EUR/GBP has been stuck above the 0.88 threshold for three consecutive months. GBP/JPY during December moved away from its multi-year high of 188.65 towards 178.00.

The consensus is that Pound Sterling's performance in 2024 will be determined by the timing and scale of Bank of England (BoE) rate cuts. If UK inflation declines faster and the BoE cuts rates earlier than other central banks, Sterling will slump. Otherwise, Sterling has the potential to rally further.

Experts at NatWest Markets think that Sterling will remain strong against the Euro and US Dollar until the third quarter of 2024, then weaken towards the end of the year due to the BoE rate cut. The assumption is that the UK will have the highest interest rates among the G10 countries and only start lowering them towards the end of the year.

"The yield gap is poised to support Sterling," said Paul Robson, Head of FX Strategy for EMEA at NatWest Markets.

NatWest projects GBP/USD to circulate at 1.24 by end-March, 1.27 by end-June, 1.31 by end-September, and 1.30 by year-end 2024. Meanwhile, EUR/GBP is likely to reach 0.87, 0.85, 0.87, and 0.88 in the same time frame.

Goldman Sachs is more optimistic.

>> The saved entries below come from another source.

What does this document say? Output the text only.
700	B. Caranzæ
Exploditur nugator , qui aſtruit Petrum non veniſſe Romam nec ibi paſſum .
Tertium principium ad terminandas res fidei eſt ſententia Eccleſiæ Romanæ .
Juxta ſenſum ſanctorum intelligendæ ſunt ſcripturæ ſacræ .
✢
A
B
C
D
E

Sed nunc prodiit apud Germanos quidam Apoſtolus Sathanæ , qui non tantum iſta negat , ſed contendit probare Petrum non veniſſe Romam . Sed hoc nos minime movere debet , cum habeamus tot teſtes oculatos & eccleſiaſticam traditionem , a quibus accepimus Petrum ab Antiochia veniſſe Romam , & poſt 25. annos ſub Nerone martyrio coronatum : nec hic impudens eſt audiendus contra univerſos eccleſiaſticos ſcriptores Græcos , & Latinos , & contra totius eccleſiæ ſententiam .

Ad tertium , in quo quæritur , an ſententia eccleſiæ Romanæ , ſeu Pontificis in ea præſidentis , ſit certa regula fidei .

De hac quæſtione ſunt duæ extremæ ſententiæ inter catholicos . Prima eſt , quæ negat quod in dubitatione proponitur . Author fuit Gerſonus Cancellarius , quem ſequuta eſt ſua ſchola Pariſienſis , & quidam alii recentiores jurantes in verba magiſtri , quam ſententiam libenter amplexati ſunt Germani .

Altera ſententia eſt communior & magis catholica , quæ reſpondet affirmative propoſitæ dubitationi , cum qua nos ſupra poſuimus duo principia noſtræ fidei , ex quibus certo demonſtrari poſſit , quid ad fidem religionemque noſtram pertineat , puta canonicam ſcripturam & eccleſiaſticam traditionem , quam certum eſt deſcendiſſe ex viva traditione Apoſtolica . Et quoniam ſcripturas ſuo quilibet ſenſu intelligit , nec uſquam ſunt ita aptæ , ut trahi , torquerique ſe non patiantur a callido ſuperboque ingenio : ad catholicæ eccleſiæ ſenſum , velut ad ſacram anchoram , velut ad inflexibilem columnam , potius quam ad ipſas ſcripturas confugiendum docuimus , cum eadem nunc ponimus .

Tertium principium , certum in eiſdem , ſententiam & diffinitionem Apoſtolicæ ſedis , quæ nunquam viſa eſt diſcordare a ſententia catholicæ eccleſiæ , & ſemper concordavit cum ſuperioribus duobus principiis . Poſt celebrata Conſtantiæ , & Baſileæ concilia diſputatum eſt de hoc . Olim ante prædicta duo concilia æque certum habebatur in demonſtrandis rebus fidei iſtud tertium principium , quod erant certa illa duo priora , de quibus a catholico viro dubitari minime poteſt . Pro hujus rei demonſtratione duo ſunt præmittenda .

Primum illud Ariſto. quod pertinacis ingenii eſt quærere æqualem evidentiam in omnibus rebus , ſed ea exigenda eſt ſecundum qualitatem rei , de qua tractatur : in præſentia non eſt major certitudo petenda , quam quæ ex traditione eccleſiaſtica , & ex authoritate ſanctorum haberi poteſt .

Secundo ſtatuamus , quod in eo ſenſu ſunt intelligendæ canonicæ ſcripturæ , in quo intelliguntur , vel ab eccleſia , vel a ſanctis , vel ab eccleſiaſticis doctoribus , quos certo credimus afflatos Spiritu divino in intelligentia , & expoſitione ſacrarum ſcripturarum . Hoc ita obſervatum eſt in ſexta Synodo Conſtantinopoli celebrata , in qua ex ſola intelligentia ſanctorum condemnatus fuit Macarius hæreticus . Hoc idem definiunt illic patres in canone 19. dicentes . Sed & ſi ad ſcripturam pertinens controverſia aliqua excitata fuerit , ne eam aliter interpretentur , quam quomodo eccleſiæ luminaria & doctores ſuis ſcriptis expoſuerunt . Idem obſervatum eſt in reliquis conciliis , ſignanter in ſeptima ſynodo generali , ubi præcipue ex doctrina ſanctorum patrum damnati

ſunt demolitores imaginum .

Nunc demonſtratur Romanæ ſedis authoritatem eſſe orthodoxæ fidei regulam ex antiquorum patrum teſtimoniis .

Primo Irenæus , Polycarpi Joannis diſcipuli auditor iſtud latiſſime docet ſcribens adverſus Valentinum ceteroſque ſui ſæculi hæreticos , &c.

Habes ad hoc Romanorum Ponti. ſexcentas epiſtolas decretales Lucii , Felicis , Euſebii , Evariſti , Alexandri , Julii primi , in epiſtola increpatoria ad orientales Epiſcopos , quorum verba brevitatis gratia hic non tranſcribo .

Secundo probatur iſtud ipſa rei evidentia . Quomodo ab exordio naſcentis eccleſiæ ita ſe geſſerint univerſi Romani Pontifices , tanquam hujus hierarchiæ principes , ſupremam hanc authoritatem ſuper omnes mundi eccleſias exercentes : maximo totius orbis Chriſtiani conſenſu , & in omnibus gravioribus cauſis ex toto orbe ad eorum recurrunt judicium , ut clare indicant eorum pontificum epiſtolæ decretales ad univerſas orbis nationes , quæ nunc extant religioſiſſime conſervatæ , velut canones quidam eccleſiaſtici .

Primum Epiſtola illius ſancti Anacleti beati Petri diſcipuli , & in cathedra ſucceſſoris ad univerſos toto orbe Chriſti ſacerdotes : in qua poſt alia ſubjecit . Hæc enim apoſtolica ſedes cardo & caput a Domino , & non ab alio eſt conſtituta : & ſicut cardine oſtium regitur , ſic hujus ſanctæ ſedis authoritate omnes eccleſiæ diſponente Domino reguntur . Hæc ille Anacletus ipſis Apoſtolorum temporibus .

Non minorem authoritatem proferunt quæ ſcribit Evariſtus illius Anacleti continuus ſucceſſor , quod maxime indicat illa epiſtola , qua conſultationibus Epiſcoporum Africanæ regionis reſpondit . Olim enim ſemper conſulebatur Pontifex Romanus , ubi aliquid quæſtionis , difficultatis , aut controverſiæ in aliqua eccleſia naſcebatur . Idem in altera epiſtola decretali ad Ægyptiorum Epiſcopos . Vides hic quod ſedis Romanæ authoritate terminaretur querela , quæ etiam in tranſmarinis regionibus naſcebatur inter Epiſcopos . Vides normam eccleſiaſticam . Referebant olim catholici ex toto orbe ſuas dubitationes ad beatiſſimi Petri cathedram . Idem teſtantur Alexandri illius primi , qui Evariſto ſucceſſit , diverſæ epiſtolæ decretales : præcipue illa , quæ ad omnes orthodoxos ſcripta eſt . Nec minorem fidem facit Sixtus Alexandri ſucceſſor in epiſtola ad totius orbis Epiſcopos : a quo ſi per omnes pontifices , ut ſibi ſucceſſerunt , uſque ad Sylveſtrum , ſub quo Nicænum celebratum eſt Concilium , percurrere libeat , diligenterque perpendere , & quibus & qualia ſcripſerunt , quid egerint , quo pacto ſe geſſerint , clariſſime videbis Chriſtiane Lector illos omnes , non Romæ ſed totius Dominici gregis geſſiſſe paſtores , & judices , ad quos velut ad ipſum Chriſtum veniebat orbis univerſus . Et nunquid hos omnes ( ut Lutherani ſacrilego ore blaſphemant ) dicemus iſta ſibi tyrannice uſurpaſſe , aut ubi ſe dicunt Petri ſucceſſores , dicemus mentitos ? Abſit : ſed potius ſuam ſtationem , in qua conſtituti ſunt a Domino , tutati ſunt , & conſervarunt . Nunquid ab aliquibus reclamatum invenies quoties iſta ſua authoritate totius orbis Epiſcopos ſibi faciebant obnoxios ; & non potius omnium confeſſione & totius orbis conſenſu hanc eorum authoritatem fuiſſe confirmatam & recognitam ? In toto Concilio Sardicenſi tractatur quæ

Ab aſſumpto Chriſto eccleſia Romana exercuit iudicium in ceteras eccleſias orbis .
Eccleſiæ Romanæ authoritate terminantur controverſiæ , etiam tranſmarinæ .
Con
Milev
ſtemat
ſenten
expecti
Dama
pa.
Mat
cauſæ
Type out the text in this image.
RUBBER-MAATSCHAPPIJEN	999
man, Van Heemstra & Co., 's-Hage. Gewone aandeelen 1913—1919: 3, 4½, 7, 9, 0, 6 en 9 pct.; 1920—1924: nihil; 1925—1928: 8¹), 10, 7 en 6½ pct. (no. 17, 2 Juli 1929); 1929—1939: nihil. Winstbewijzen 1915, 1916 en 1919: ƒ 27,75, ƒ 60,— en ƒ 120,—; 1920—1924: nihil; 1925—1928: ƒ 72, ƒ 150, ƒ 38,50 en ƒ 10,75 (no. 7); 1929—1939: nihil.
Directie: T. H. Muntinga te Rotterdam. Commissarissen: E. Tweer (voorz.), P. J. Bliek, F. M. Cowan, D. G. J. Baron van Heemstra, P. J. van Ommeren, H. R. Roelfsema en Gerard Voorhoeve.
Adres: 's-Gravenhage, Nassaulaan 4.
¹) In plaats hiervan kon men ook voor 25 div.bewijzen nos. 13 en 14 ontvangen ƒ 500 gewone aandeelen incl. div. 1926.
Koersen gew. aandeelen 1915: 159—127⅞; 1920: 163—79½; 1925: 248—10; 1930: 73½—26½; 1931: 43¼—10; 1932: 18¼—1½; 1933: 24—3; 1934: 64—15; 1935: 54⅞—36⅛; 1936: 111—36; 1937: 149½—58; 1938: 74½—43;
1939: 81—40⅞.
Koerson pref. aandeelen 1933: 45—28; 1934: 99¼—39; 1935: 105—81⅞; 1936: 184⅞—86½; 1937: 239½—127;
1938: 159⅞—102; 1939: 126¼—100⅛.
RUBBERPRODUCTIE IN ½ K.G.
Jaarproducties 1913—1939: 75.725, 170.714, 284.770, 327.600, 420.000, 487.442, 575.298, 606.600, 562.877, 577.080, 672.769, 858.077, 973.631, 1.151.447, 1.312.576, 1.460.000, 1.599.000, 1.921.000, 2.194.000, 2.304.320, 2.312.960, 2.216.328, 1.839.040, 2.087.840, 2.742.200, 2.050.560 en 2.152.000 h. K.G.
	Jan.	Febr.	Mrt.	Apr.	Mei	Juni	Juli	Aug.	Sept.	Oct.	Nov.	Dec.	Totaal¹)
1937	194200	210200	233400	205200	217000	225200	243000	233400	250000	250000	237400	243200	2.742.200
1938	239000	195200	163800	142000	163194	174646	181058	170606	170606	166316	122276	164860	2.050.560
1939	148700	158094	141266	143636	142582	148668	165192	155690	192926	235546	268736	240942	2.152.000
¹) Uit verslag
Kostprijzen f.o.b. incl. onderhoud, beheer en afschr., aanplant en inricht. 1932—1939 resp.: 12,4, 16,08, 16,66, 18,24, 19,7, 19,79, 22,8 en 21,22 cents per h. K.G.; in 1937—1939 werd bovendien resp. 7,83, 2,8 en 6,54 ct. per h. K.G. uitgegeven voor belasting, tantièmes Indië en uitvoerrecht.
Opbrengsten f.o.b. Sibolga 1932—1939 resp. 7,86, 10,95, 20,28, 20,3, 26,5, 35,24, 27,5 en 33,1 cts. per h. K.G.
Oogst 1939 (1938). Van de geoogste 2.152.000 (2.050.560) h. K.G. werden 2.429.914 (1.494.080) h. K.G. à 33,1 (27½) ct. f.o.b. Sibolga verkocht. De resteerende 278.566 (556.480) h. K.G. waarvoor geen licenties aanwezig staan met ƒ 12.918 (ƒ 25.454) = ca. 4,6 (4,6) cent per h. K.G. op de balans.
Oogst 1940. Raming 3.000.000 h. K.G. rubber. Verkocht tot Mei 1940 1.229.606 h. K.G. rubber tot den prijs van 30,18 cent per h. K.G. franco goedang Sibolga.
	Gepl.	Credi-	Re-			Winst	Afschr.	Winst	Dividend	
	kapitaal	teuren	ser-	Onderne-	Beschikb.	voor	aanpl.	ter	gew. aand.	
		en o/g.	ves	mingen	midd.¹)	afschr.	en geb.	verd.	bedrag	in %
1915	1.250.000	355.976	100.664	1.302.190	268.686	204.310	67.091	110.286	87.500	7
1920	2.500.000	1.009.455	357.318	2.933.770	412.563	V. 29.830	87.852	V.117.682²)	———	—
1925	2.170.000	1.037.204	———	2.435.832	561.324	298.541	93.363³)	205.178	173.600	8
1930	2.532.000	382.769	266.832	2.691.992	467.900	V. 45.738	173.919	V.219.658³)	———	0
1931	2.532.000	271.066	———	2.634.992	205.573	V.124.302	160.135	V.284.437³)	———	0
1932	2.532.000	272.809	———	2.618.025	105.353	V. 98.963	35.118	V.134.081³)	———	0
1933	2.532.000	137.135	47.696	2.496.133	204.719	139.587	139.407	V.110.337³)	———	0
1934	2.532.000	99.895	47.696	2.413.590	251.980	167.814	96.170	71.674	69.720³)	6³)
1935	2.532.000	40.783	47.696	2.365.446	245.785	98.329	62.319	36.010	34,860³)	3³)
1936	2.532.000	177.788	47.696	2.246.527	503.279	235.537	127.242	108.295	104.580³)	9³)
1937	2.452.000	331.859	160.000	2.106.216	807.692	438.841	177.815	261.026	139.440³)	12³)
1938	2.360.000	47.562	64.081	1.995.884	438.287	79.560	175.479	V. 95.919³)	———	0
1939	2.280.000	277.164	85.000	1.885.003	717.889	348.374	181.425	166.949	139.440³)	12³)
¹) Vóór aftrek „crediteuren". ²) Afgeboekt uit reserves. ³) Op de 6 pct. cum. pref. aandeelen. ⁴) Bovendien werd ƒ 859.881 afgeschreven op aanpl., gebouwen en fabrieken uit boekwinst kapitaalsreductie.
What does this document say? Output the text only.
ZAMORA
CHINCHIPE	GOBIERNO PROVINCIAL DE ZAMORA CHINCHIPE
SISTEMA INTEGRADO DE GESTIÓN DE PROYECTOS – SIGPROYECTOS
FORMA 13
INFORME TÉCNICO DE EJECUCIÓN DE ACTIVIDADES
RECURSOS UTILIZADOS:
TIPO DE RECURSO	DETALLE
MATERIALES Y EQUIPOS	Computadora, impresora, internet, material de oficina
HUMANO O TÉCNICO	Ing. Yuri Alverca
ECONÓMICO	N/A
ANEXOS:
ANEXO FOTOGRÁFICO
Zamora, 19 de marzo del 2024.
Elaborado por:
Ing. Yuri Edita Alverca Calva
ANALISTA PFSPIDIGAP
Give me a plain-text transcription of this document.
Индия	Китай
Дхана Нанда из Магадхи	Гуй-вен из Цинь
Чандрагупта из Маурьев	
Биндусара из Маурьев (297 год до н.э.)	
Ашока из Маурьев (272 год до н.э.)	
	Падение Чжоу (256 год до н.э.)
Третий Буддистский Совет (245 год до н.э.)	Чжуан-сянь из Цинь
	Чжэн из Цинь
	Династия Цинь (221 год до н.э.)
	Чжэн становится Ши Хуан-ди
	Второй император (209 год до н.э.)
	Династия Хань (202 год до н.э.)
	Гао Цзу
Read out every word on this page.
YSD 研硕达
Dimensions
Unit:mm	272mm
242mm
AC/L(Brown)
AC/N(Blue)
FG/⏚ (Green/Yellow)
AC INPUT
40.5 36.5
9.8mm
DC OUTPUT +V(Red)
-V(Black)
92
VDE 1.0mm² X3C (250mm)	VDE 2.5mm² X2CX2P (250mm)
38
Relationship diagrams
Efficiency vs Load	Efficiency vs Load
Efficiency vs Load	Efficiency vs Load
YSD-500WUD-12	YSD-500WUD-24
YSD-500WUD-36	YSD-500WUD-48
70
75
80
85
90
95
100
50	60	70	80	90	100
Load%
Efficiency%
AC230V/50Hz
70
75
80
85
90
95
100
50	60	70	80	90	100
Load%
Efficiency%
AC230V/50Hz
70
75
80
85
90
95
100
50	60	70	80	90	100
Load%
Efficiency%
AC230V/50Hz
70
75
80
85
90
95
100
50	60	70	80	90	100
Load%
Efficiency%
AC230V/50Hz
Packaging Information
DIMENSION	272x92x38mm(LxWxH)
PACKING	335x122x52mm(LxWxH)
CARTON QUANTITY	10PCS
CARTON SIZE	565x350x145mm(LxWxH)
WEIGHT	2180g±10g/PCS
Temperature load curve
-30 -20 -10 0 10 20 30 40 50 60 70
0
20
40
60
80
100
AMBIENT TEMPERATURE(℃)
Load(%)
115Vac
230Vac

Goldman Sachs' GBP/USD projection reaches 1.28 in the next three months, 1.30 in the next six months, and 1.35 in the next twelve months.

Some other leading multinational financial institutions are more bearish on Sterling. Morgan Stanley is one of them.

"We are cautious on EUR and emerging market currencies, and (are) most negative on GBP," said Matthew Hornbach, strategist at Morgan Stanley.

Morgan Stanley expects GBP/USD to fall to 1.14 by mid-2024, then crawl to just 1.15 by the end of the year. This is because they believe the BoE will cut interest rates more quickly and aggressively than the market currently expects.